Bell Shakespeare rings true as Julius Caesar opens at Heath Ledger Theatre

Kenneth Ransom (centre) with Julius Caesar cast. Picture: Prudence Upton
Kenneth Ransom (centre) with Julius Caesar cast. Picture: Prudence Upton

WHEN Bell Shakespeare last performed a season of Julius Caesar in Perth it was 2011 and you could not help but see correlations to the recent metaphorical backstabbing in the Australian Labor Party.

The Sydney-based company has returned to Heath Ledger Theatre with a new version of the 1599 classic, directed by WA’s James Evans, and the opening-night performance against the backdrop of the world’s current political climate proves this thriller is as pertinent as ever.

Julius Caesar is one of many works the English playwright penned inspired by Roman history, this one surrounding the assassination of Caesar in 44BC – “Beware the Ides of March”.

Evans has set the play in a post-apocalyptic dystopian universe where society is already beginning to crack.

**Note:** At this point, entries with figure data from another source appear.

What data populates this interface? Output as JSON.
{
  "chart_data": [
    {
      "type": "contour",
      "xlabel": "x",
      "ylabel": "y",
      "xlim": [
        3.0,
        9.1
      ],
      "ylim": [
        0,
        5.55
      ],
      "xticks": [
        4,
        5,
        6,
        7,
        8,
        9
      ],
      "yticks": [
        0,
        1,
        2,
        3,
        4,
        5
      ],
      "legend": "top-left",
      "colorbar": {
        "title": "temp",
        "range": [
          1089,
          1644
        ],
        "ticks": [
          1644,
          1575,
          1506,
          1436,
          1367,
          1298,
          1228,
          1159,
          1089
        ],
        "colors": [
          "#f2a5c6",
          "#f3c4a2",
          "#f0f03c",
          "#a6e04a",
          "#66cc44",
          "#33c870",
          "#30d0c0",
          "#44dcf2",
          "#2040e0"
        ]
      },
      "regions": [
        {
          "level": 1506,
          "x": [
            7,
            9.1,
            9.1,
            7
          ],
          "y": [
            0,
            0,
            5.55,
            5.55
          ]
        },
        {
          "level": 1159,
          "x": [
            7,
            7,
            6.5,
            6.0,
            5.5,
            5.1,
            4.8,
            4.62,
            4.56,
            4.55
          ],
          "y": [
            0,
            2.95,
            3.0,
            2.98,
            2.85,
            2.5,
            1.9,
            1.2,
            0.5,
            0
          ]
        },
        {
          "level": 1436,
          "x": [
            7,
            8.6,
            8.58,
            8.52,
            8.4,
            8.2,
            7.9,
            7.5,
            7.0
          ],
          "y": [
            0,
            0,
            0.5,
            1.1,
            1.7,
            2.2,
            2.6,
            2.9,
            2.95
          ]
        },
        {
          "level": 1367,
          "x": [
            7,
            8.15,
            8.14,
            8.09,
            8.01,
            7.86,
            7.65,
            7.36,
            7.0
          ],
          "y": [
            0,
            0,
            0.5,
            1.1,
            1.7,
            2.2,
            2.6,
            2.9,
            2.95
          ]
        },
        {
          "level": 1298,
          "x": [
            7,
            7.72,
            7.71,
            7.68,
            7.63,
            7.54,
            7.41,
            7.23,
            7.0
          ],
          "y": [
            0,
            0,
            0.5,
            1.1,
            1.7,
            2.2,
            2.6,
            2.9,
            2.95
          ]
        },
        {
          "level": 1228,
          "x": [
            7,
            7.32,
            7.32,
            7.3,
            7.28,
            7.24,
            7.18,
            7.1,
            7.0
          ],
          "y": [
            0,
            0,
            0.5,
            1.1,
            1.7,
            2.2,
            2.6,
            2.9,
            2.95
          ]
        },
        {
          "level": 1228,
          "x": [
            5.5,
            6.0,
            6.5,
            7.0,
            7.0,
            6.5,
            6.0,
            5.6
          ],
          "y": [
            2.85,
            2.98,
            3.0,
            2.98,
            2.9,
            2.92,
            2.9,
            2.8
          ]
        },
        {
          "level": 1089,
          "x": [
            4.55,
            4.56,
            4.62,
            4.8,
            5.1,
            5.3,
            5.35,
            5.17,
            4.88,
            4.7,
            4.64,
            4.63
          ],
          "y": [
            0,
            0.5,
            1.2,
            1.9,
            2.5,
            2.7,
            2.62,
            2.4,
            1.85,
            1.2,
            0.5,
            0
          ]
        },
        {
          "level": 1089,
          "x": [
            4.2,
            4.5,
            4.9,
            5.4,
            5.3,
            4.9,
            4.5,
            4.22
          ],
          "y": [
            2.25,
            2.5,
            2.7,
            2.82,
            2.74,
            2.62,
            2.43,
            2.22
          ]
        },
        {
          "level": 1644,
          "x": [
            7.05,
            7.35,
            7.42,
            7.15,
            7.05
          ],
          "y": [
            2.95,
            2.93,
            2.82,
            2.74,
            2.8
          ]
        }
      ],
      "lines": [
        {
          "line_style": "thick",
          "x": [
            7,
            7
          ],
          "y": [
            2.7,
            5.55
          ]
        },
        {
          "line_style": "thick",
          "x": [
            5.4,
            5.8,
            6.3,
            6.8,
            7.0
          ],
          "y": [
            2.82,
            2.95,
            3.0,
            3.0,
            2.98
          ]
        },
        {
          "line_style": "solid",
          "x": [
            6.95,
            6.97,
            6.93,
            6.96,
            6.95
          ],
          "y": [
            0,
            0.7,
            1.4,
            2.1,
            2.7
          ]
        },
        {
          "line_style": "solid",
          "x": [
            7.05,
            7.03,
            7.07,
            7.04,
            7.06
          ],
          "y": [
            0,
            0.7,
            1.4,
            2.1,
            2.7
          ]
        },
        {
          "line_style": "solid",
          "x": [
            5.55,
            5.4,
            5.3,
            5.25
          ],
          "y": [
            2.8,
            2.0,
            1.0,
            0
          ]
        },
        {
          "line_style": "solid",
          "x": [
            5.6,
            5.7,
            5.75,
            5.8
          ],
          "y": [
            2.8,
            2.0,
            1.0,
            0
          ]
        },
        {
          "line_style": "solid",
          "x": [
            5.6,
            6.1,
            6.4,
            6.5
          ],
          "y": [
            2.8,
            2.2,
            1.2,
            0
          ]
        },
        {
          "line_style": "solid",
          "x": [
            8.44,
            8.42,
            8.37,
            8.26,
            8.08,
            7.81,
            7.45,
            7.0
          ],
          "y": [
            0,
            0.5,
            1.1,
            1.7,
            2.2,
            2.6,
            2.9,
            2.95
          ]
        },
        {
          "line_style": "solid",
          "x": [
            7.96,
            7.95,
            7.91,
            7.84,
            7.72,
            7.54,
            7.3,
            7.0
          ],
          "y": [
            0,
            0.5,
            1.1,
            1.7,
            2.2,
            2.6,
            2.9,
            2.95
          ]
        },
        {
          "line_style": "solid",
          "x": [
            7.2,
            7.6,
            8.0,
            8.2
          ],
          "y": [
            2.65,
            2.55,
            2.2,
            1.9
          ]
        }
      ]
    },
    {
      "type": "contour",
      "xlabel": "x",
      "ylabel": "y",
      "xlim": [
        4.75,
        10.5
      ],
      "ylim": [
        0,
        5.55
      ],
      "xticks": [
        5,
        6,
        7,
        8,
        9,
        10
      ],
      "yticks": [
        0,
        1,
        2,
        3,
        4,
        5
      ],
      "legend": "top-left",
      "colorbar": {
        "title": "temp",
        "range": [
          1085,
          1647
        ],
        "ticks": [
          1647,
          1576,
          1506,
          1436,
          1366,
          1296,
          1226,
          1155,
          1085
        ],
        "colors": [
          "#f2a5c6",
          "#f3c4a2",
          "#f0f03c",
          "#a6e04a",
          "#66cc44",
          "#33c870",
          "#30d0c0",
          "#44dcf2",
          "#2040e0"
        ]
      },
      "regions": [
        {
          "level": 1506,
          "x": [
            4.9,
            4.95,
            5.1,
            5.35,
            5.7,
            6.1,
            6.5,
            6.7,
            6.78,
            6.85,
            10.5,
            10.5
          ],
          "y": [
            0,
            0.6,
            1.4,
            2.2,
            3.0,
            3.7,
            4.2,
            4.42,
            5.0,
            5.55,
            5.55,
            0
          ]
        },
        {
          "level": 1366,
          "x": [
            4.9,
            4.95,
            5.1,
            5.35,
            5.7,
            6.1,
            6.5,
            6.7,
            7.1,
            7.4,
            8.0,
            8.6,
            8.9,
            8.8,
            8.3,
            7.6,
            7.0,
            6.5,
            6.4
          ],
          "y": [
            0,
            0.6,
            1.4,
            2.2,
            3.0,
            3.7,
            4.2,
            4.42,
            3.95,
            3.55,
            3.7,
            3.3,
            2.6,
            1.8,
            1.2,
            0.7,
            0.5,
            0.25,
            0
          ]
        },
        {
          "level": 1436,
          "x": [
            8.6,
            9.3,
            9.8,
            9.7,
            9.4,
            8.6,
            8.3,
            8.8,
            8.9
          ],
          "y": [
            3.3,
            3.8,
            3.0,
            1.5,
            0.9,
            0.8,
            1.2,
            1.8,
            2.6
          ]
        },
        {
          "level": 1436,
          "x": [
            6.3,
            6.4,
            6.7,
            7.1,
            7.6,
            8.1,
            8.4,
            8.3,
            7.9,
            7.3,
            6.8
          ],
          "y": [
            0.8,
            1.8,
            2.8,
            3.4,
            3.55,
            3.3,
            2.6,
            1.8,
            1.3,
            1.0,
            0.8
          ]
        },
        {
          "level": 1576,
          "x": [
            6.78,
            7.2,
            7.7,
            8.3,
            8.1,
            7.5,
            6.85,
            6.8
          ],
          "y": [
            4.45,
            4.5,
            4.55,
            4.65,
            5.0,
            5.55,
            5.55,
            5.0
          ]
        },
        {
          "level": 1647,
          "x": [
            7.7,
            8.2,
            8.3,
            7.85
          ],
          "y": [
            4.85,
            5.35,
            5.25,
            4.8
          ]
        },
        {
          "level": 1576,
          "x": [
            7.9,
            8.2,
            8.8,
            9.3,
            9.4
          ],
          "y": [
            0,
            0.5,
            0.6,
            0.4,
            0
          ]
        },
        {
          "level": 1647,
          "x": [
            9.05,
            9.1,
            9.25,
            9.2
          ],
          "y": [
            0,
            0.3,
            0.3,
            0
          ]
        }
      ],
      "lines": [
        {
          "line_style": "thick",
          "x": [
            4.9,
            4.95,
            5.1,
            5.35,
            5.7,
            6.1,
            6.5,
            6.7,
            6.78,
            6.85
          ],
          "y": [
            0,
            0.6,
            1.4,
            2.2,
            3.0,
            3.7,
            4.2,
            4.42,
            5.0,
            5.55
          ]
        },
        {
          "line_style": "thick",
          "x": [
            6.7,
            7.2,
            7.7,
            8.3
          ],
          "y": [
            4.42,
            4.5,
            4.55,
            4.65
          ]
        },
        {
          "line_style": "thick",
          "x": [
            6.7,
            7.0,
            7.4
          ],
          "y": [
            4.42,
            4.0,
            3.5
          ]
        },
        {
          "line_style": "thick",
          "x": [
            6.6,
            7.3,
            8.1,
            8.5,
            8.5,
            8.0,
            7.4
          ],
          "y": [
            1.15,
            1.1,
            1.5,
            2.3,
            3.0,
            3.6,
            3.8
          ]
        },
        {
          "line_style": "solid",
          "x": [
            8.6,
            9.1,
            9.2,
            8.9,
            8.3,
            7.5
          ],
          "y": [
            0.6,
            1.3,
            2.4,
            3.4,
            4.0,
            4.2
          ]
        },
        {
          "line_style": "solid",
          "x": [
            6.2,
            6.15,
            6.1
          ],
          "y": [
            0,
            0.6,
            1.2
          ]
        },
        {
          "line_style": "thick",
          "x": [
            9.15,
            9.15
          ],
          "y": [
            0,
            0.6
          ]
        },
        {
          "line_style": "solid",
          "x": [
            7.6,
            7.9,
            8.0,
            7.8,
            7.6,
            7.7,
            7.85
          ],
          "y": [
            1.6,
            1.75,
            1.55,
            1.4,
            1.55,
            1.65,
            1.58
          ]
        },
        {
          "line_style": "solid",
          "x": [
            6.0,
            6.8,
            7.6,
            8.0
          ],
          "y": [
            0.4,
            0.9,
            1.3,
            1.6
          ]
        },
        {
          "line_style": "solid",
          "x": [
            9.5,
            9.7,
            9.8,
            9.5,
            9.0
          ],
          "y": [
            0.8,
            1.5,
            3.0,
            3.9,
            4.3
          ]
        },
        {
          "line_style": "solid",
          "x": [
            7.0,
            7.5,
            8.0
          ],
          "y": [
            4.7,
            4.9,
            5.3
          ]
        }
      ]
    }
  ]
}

Performing on a relatively stark yet effective set, the inclusive cast of 10 actors shows no limitations when it comes to race or gender.

And it is refreshing to hear them speak in their own accent.

No stranger to Perth audiences, especially of Black Swan State Theatre Company, Kenneth Ransom takes on the title role with a stage presence fit for a leader.

The only downside to his performance is knowing his time will be cut short by historic events.

Nick Simpson-Deeks and Ivan Donato are conspirators Cassius and Brutus respectively and play their pre and post-assassination parts with precision.

A welcome comic relief moment comes from Ghenoa Gela as Casca, who starred in this year’s Fringe World hit Hot Brown Honey.

However the standout is Sara Zwangobani making her Bell Shakespeare debut in the gender-bending casting as Mark Antony.

It may give Shakespeare’s sequel to Julius Caesar, Antony and Cleopatra, which Bell presented earlier this year, a new meaning but the result here is nothing short of a commanding performance.

Her delivery of famous monologue “Friends, Romans, countrymen, lend me your ears” strikes the right balance of dramatic and heartfelt emotion in the play that shows violence is never the answer for political change.

The use of masks at certain points is cleverly unnerving, as is when the Julius Caesar portrait is removed to write the word ‘freedom’ in his blood.

Julius Caesar is an evening at the theatre to remember, as is that envy is a deadly sin.

The production is on at State Theatre Centre of WA until August 11 before Mandurah Performing Arts Centre on August 14.